То, что верно применительно к второстепенным персонажам (сходные примеры легко продолжить), справедливо и в отношении героев-идеологов. Иван пишет двусмысленную статью о превращении государства в церковь. С одной стороны, статья может быть истолкована как «что-то […] похожее на социализм» (14, 58). Скорее всего, эта интерпретация, высказанная Миусовым, подразумевает антропологию Фейербаха, согласно которому государство было изначально сакральным само по себе, вне веры в Бога, и станет снова таким же после падения религии[284]
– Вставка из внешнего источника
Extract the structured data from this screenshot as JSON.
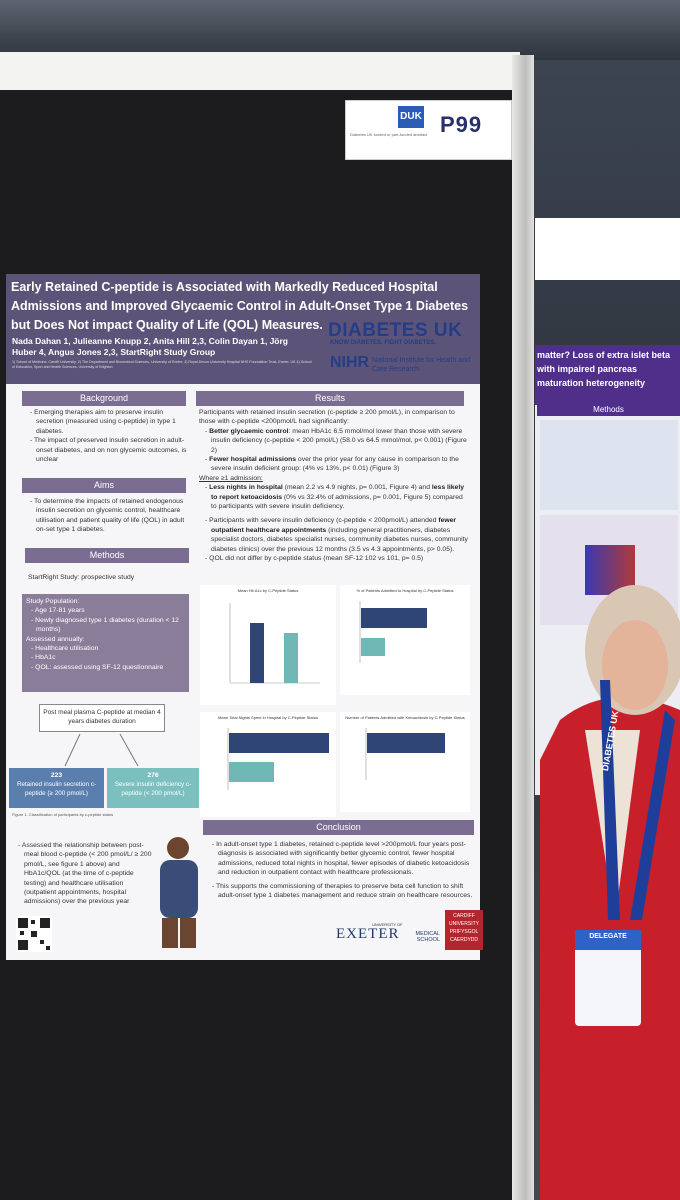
{
  "booth": {
    "poster_number": "P99",
    "duk_logo": "DUK",
    "duk_note": "Diabetes UK funded or part-funded abstract"
  },
  "poster": {
    "title": "Early Retained C-peptide is Associated with Markedly Reduced Hospital Admissions and Improved Glycaemic Control in Adult-Onset Type 1 Diabetes but Does Not impact Quality of Life (QOL) Measures.",
    "authors": "Nada Dahan 1, Julieanne Knupp 2, Anita Hill 2,3, Colin Dayan 1, Jörg Huber 4, Angus Jones 2,3, StartRight Study Group",
    "affiliations": "1) School of Medicine, Cardiff University; 2) The Department and Biomedical Sciences, University of Exeter; 3) Royal Devon University Hospital NHS Foundation Trust, Exeter, UK 4) School of Education, Sport and Health Sciences, University of Brighton",
    "logos": {
      "diabetes_uk": "DIABETES UK",
      "diabetes_uk_tag": "KNOW DIABETES. FIGHT DIABETES.",
      "nihr": "NIHR",
      "nihr_text": "National Institute for Health and Care Research",
      "exeter": "EXETER",
      "exeter_prefix": "UNIVERSITY OF",
      "exeter_school": "MEDICAL SCHOOL",
      "cardiff": "CARDIFF UNIVERSITY PRIFYSGOL CAERDYDD"
    },
    "background": {
      "heading": "Background",
      "bullets": [
        "Emerging therapies aim to preserve insulin secretion (measured using c-peptide) in type 1 diabetes.",
        "The impact of preserved insulin secretion in adult-onset diabetes, and on non glycemic outcomes, is unclear"
      ]
    },
    "aims": {
      "heading": "Aims",
      "text": "To determine the impacts of retained endogenous insulin secretion on glycemic control, healthcare utilisation and patient quality of life (QOL) in adult on-set type 1 diabetes."
    },
    "methods": {
      "heading": "Methods",
      "study": "StartRight Study: prospective study",
      "population_title": "Study Population:",
      "population": [
        "Age 17-81 years",
        "Newly diagnosed type 1 diabetes (duration < 12 months)"
      ],
      "assessed_title": "Assessed annually:",
      "assessed": [
        "Healthcare utilisation",
        "HbA1c",
        "QOL: assessed using SF-12 questionnaire"
      ],
      "flow_top": "Post meal plasma C-peptide at median 4 years diabetes duration",
      "flow_left_n": "223",
      "flow_left": "Retained insulin secretion c-peptide (≥ 200 pmol/L)",
      "flow_right_n": "276",
      "flow_right": "Severe insulin deficiency c-peptide (< 200 pmol/L)",
      "figure_caption": "Figure 1. Classification of participants by c-peptide status",
      "assessed_relationship": "Assessed the relationship between post-meal blood c-peptide (< 200 pmol/L/ ≥ 200 pmol/L, see figure 1 above) and HbA1c/QOL (at the time of c-peptide testing) and healthcare utilisation (outpatient appointments, hospital admissions) over the previous year"
    },
    "results": {
      "heading": "Results",
      "intro": "Participants with retained insulin secretion (c-peptide ≥ 200 pmol/L), in comparison to those with c-peptide <200pmol/L had significantly:",
      "item1_bold": "Better glycaemic control",
      "item1": ": mean HbA1c 6.5 mmol/mol lower than those with severe insulin deficiency (c-peptide < 200 pmol/L) (58.0 vs 64.5 mmol/mol, p< 0.001) (Figure 2)",
      "item2_bold": "Fewer hospital admissions",
      "item2": " over the prior year for any cause in comparison to the severe insulin deficient group: (4% vs 13%, p< 0.01) (Figure 3)",
      "where": "Where ≥1 admission:",
      "item3_bold": "Less nights in hospital",
      "item3": " (mean 2.2 vs 4.9 nights, p= 0.001, Figure 4) and ",
      "item3_bold2": "less likely to report ketoacidosis",
      "item3b": " (0% vs 32.4% of admissions, p= 0.001, Figure 5) compared to participants with severe insulin deficiency.",
      "item4": "Participants with severe insulin deficiency (c-peptide < 200pmol/L) attended ",
      "item4_bold": "fewer outpatient healthcare appointments",
      "item4b": " (including general practitioners, diabetes specialist doctors, diabetes specialist nurses, community diabetes nurses, community diabetes clinics) over the previous 12 months (3.5 vs 4.3 appointments, p> 0.05).",
      "item5": "QOL did not differ by c-peptide status (mean SF-12 102 vs 101, p= 0.5)",
      "fig2_title": "Mean Hb A1c by C-Peptide Status",
      "fig3_title": "% of Patients Admitted to Hospital by C-Peptide Status",
      "fig4_title": "Mean Total Nights Spent in Hospital by C-Peptide Status",
      "fig5_title": "Number of Patients Admitted with Ketoacidosis by C-Peptide Status"
    },
    "conclusion": {
      "heading": "Conclusion",
      "p1": "In adult-onset type 1 diabetes, retained c-peptide level >200pmol/L four years post-diagnosis is associated with significantly better glycemic control, fewer hospital admissions, reduced total nights in hospital, fewer episodes of diabetic ketoacidosis and reduction in outpatient contact with healthcare professionals.",
      "p2": "This supports the commissioning of therapies to preserve beta cell function to shift adult-onset type 1 diabetes management and reduce strain on healthcare resources."
    }
  },
  "neighbour_poster": {
    "title": "matter? Loss of extra islet beta with impaired pancreas maturation heterogeneity",
    "methods_heading": "Methods"
  },
  "badge": {
    "label": "DELEGATE",
    "lanyard": "DIABETES UK"
  },
  "colors": {
    "poster_purple": "#7b6d92",
    "title_band": "#5b5478",
    "diabetes_uk_blue": "#253d86",
    "blazer_red": "#c8202b"
  }
}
. С другой стороны, соображения Ивана интерпретируемы и как призыв к установлению теократии — таков подход к ним отца Паисия, формулирующего ту программу переделки мира, которая лежит в основе всего текста Достоевского[285]. Аналогичным образом лжеистинна и речь Алеши, обращенная к Мите (в главе с характерным названием «На минутку ложь стала правдой»). После суда Алеша отговаривает брата подражать Христу, убеждая его скрыться в Америке, поскольку-де в этом случае у Мити не будет соблазна возгордиться принятой на себя мукой. Митя называет Алешу «иезуитом» (15,186), против чего тот не возражает. Алеша спасает невинно осужденного и, следовательно, избавляет мир от несправедливости. В то же время он воспроизводит жест сатаниста, Великого инквизитора, отпустившего Христа из темницы. Imitatio Christi отрицается Алешей так же, как и вождем (пейоративно оцененных в «Братьях Карамазовых») католиков, заботящимся лишь о хлебе насущном (ср. желание Мити стать в Америке хлебопашцем).Итак, Достоевский преподносит читателям высказывания героев, которые сами себя опровергают. Высказыванию как таковому нельзя вполне доверять. Слово у Достоевского неоднопланно, иррефлексивно. Если «Братья Карамазовы» и публицистический текст, то он речь, направленная против речи, которая претендует на самодостаточность. У слова нет самоценности
, т. е. эстетического достоинства. Его истинность или ложность полностью зависят от прагматики (от того, кто его воспринимает, от того, для чего оно говорится, от того, какие события последуют за его употреблением, от того, в каком состоянии его произносят (Григорий, которому калитка померещилась незапертой, был пьян)). Достоевский предвосхитил позднего Виттгенштейна (1958), пришедшего к убеждению в том, что смысл слова — в его использовании[286].Главное свойство человека, по Достоевскому, — его трансгредиентность, нахождение по ту сторону всего
. В терминах самих «Братьев Карамазовых» человек «безудержен» (15,126)[287]. Он выражает свою трансгредиентность в выходе из себя, в аффектах (в страстях, которыми охвачено семейство Карамазовых; ср. особенно: 15, 17–18). Страсть толкает на преступление, каковое есть лишь крайность крайности, манифестация нашей потусторонности. Вместе с тем не-здесь-пребывание человека делает его органически религиозным. Преступление и вера не разделены зияющей пропастью.Конструируя свою антропологию, Достоевский учитывал «Этику» Спинозы, которая требовала от человека избавиться от страстей, с тем чтобы он мог стать подобным бесстрастному Богу. Ориентация Достоевского на Спинозу несомненна постольку, поскольку отрицательное отношение к религиозному чуду в «Братьях Карамазовых» берет свое начало в «Тгасtatus Theologico-Politicus» (1670), где Спиноза противопоставил вере в чудо веру в Бога, который не допускает исключения из Его правил, из законов божественной Природы. Но в отличие от Спинозы Достоевский не полагается на человеческий разум и не убежден в том, что главная наша заслуга — в самосохранении и самоудовлетворенности. Если страсти и снимаемы, то только с помощью внешней (церковной) власти над человеком. Достоевский и признает, и не признает Спинозу. В плане усвоения Достоевским «Этики» учение Зосимы о любви к Земле близко не одним лишь идеям Франциска Ассизского, как обычно и вполне справедливо считается («Laudatio si, mi Signore, // per sora nostra matre terra»[288]
), но и пантеизму Спинозы, его неразличению Творца и творения, его пониманию Бога как субстанции, его уверенности в том, что в natura naturata отражается natura naturans.